Steve Wozniak, the co-founder of Apple said that he is leaving Facebook, amid the concerns regarding the security safeguards about the personal information that the users share with the social media giant.

On Sunday, Wozniak wrote in a Facebook post that he is currently in the process of leaving Facebook and the social media has only brought him more negatives than positives. He further added that Apple has more secure ways to share things about oneself and that he could still deal with the old school email and text messages. In the latter part of the day, the “Woz” Facebook profile from which he had posted the message of departure was no longer accessible and it appeared to have been deleted. An effort to contact Wozniak through his cellphone was found unsuccessful.

The announcement of the tech pioneer marks the recent development in the back-and-forth corporate sniping by the tech leaders as Facebook copes with a scandal over the potential misuse of the user information by political targeting firm Cambridge Analytica. Last week, in an update, Facebook estimated as many as 87 million people in the U.S. could have had their information shared improperly.

Tim Cook, the CEO of Apple began the unusual public criticism late in the month of March. At the time of a joint interview with MSNBC and Recode, he was questioned as to what he would do regarding the crisis if he were in the position of the Facebook CEO Mark Zuckerberg.

Tim Cook replied to the question saying that he would not be in the situation.

He further added the Apple reviews apps in order to confirm that each one meets the privacy standards that his company has required for the users.

Cook said that “We do not subscribe to the view that you have to let everybody in that wants to, or if you don’t, you don’t believe in free speech.” He added that they do not believe that.

Cook even questioned the practice of the social media platforms monetizing the personal information of their users.

Facebook founder Zuckerberg hit back in a subsequent interview with Vox by saying that the comments of Tim Cook were “extremely glib.”

Zuckerberg said that if one wants to build a service which is not just serving the rich people, then he needs to have something that the people could afford.

Zuckerberg, championing the business model of his own company said that at Facebook, they are squarely in the camp of the companies that work hard to charge them less and provide a free service that everyone could use.
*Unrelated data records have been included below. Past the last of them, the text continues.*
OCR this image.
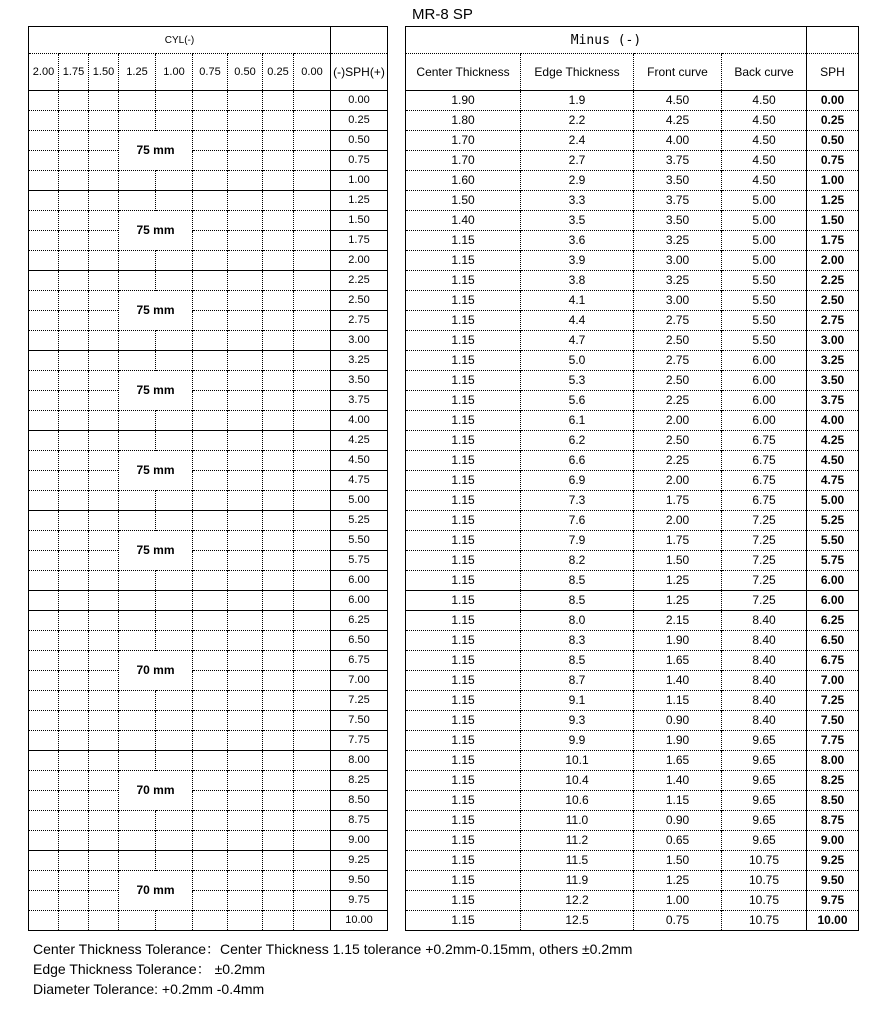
MR-8 SP
CYL(-)									
2.00	1.75	1.50	1.25	1.00	0.75	0.50	0.25	0.00	(-)SPH(+)
									0.00
									0.25
			75 mm						0.50
									0.75
									1.00
									1.25
			75 mm						1.50
									1.75
									2.00
									2.25
			75 mm						2.50
									2.75
									3.00
									3.25
			75 mm						3.50
									3.75
									4.00
									4.25
			75 mm						4.50
									4.75
									5.00
									5.25
			75 mm						5.50
									5.75
									6.00
									6.00
									6.25
									6.50
			70 mm						6.75
									7.00
									7.25
									7.50
									7.75
									8.00
			70 mm						8.25
									8.50
									8.75
									9.00
									9.25
			70 mm						9.50
									9.75
									10.00
Minus (-)				
Center Thickness	Edge Thickness	Front curve	Back curve	SPH
1.90	1.9	4.50	4.50	0.00
1.80	2.2	4.25	4.50	0.25
1.70	2.4	4.00	4.50	0.50
1.70	2.7	3.75	4.50	0.75
1.60	2.9	3.50	4.50	1.00
1.50	3.3	3.75	5.00	1.25
1.40	3.5	3.50	5.00	1.50
1.15	3.6	3.25	5.00	1.75
1.15	3.9	3.00	5.00	2.00
1.15	3.8	3.25	5.50	2.25
1.15	4.1	3.00	5.50	2.50
1.15	4.4	2.75	5.50	2.75
1.15	4.7	2.50	5.50	3.00
1.15	5.0	2.75	6.00	3.25
1.15	5.3	2.50	6.00	3.50
1.15	5.6	2.25	6.00	3.75
1.15	6.1	2.00	6.00	4.00
1.15	6.2	2.50	6.75	4.25
1.15	6.6	2.25	6.75	4.50
1.15	6.9	2.00	6.75	4.75
1.15	7.3	1.75	6.75	5.00
1.15	7.6	2.00	7.25	5.25
1.15	7.9	1.75	7.25	5.50
1.15	8.2	1.50	7.25	5.75
1.15	8.5	1.25	7.25	6.00
1.15	8.5	1.25	7.25	6.00
1.15	8.0	2.15	8.40	6.25
1.15	8.3	1.90	8.40	6.50
1.15	8.5	1.65	8.40	6.75
1.15	8.7	1.40	8.40	7.00
1.15	9.1	1.15	8.40	7.25
1.15	9.3	0.90	8.40	7.50
1.15	9.9	1.90	9.65	7.75
1.15	10.1	1.65	9.65	8.00
1.15	10.4	1.40	9.65	8.25
1.15	10.6	1.15	9.65	8.50
1.15	11.0	0.90	9.65	8.75
1.15	11.2	0.65	9.65	9.00
1.15	11.5	1.50	10.75	9.25
1.15	11.9	1.25	10.75	9.50
1.15	12.2	1.00	10.75	9.75
1.15	12.5	0.75	10.75	10.00
Center Thickness Tolerance：Center Thickness 1.15 tolerance +0.2mm-0.15mm, others ±0.2mm
Edge Thickness Tolerance： ±0.2mm
Diameter Tolerance: +0.2mm -0.4mm
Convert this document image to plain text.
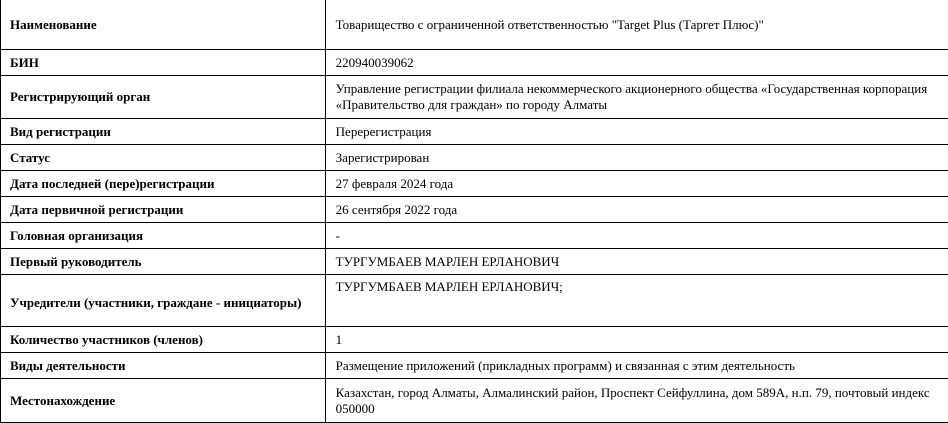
Наименование	Товарищество с ограниченной ответственностью "Target Plus (Таргет Плюс)"
БИН	220940039062
Регистрирующий орган	Управление регистрации филиала некоммерческого акционерного общества «Государственная корпорация «Правительство для граждан» по городу Алматы
Вид регистрации	Перерегистрация
Статус	Зарегистрирован
Дата последней (пере)регистрации	27 февраля 2024 года
Дата первичной регистрации	26 сентября 2022 года
Головная организация	-
Первый руководитель	ТУРГУМБАЕВ МАРЛЕН ЕРЛАНОВИЧ
Учредители (участники, граждане - инициаторы)	ТУРГУМБАЕВ МАРЛЕН ЕРЛАНОВИЧ;
Количество участников (членов)	1
Виды деятельности	Размещение приложений (прикладных программ) и связанная с этим деятельность
Местонахождение	Казахстан, город Алматы, Алмалинский район, Проспект Сейфуллина, дом 589А, н.п. 79, почтовый индекс 050000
He further said that he does not think at all that it means that they do not care about the people.

Zuckerberg has been scheduled to testify before congressional committees this week in Washington regarding the Cambridge Analytica episode and the response of Facebook.

The recent comments of Wozniak are not the first time that he has thrown shade at the social media giants. When talking at an international business conference last year in Montreal, Wozniak said that he generally tries to “avoid Facebook and Google.”

As reported, he cited the  use of the widescale data-collecting operations of the companies that are used to assist in sharpening ad targeting of the social media platform’s users.